Fujitsu Develops AI Technology to Automatically Differentiate Between Work Tasks in Video Data for Employee Training and Quality Control Purposes
"One Shot" machine learning tech can deliver results with limited training data
Fujitsu Laboratories Ltd.
Kawasaki, Japan, February 18, 2021
Fujitsu Laboratories Ltd. today announced the development of a technology that automatically detects different work elements—for instance, "removing a part," "tightening a screw," or "installing a cover"—from video data consisting of a series of tasks from manufacturing lines and other places of manual work.
Conventionally, in workplaces like factories, efforts to improve productivity and enhance quality have included recording the work of staff and identifying and improving upon problems in different work elements from the data. To measure the time required for each work element from the video data, however, it’s necessary to divide video data into separate work elements manually. This often means that the man-hours required to measure the time for each work element is several times to several tens of times more than the total length of the video.
Fujitsu has expanded upon its "Actlyzer" technology for detecting human movement and behavior from video data, and developed an AI model that takes into account the variation of each movement and the difference in individual workers’ movements, using work data from one person and the data divided by each work element as training data. When this technology was applied to the analysis of operations at Fujitsu I-Network Systems Limited’s Yamanashi Plant (Location: Minami Alps City, Yamanashi Prefecture), it was confirmed that work tasks could be detected with 90% accuracy and that the results could be used to improve the efficiency of operations analysis.

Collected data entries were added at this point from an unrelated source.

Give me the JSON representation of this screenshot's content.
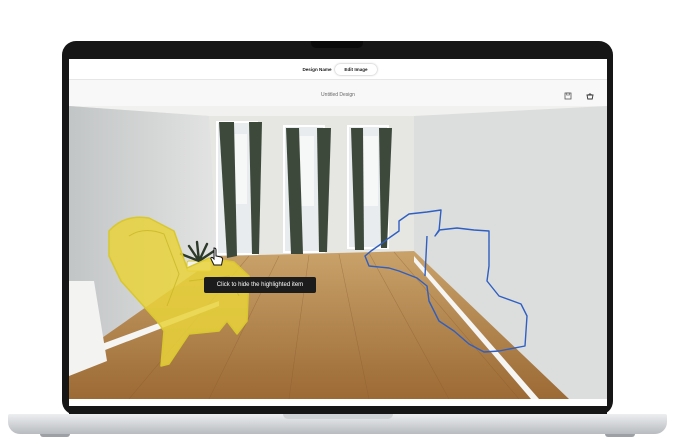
{
  "toolbar": {
    "tabs": [
      {
        "label": "Design Name"
      },
      {
        "label": "Edit Image"
      }
    ]
  },
  "design": {
    "title": "Untitled Design"
  },
  "actions": {
    "save_icon": "save-icon",
    "cart_icon": "cart-icon"
  },
  "canvas": {
    "tooltip": "Click to hide the highlighted item",
    "highlight_color": "#e8d23a",
    "outline_color": "#2f5fc2"
  }
}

By leveraging this technology, Fujitsu will continue to contribute to the promotion of work process improvement activities and the passing on of specific skills for more efficient work at various sites.
Background
As Japan and many other advanced economies confront declining birthrates, the aging of society, and the increasing mobility of talent, a growing need exists in work that requires human labor to record and analyze vital know-how in the field and use it for creating manuals and offering onsite instruction. As a part of kaizen, or work process improvement, activities aimed at improving productivity and quality at manufacturing sites, many different methods of analysis utilizing video data (Fig.1) are carried out, including determining ways to eliminate waste, comparing work with skilled workers, and measuring the effect of time reduction through streamlining work processes. In these analyses, the work of breaking down video data of different work flows into separate work elements s (Step 2 in Fig.1), including separating the start and end of an element, often takes more than one hour for a 20 minute video, for example. This cumbersome editing process has presented challenges to efforts to accelerate work efficiency and the transmission of skills.
Issues
In recent years, it has become possible to detect the movement of the human skeleton from video images and to recognize common tasks performed by multiple people by training the system using deep learning technologies. In order to achieve this, however, it’s necessary to take into account the subtle variations in movements that occur between individuals even when they perform the same tasks, as well as the differences in movements among different people and environments. This must be done while additionally distinguishing between similar movements and preparing large amounts of training data.
Newly Developed Technology
Fujitsu has successfully developed a technology to automatically detect work elements even for different video data of the same work, taking into account variations in motion and other similar movements, by learning each work element using data obtained by dividing a single video for each element as training data.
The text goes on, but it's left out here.